Hence this amendment.
But if you think this means that Labour are behind a second referendum, then think again.
It is not clear that the Labour leadership will actually whip their MPs to support it when it comes before the Commons next week.
More likely they will allow a free vote.
Without the whip, the numbers will be nowhere near that required to reach a majority (and there’s no sign of any Tory Remainer support for the amendment anyway, rendering the whole thing toothless).
Labour and Corbyn are, quite literally, going through the motions.
More significant, then, is how the party chooses to whip Yvette Cooper’s amendment.
This would ask the government to extend Article 50 if it hasn’t managed to get a Brexit deal through the Commons by the end of February.
The Labour leadership have been making positive noises, including the shadow business secretary Rebecca Long-Bailey telling Sky News that it’s “fantastic.”
If Labour chooses to whip in its favour (thereby tacitly endorsing an Article 50 extension) then it could well pass with several government ministers resigning to support it.

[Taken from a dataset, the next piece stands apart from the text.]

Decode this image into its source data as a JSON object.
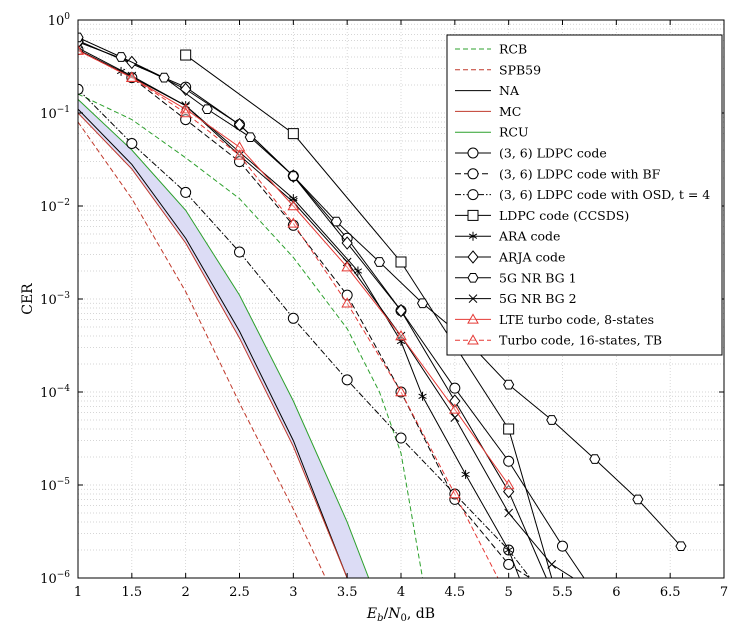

This is one of the reasons why I believe some of the chatter surrounding Labour MPs suddenly backing the prime minister’s deal at the 11th hour are wrong.
First of all, if Ms Cooper’s amendment is successful then the government will have been denuded of its strongest card in its task of persuading Labour parliamentarians; that the threat of a “no-deal” Brexit is imminent.
With exit day deferred, that risk will evaporate.
Even without it, the assumption held by Downing Street and many commentators that in the end, Labour MPs who dislike Mr Corbyn will come round, continues to be displaced.
It underestimates the group instincts and tribalism of Labour MPs and equally underestimates their (well justified) fears of deselection if they back a deal, save a Tory prime minister and nullify any prospect of an election until 2022.
It underestimates their antipathy towards Theresa May personally, made worse by her conduct over the last week; refusing to soften her red lines, appearing utterly intransigent and alienating her from the opposition yet further.
It also rests on a misunderstanding about Labour MPs in Leave seats.
Labour MPs’ personal electorates in these places (the 40% or so of people who actually vote Labour) are generally skewed towards Remainers.
Many of the hardest Leave voters don’t vote Labour anyway so for all but a handful of hyper-marginal seats, their position is safer than it might appear.
An exodus of Remainers, so dependent is the party on their support, could prove more dangerous.
So instead of a Damascene conversion, I suspect the vast majority of Labour MPs will stick with the leadership and continue the waiting game.
Some close to the Labour leader believe that if they wait for long enough they won’t even have to force a general election, the prime minister might give them one of her own volition.
If she brings her deal back again, and gets more Tory Brexiteer support, she might close the margin of defeat down considerably.
If so, the prospect of an election to secure those last few seats she needs would be an appealing one.
Then, the election Mr Corbyn craves could at last be tantalisingly close.
One of the things Downing Street has told itself again and again is that at some point Labour will break ranks and support the deal.
That belief has been wrong consistently, misunderstanding the psychology of Labour MPs.
It might have worked if the prime minister had reached out earlier – but she didn’t.
Mrs May needs a miracle – in my judgement she will not find it on the opposition benches but at some point soon, perhaps in mid-March, will have to look to the country in the form of an election.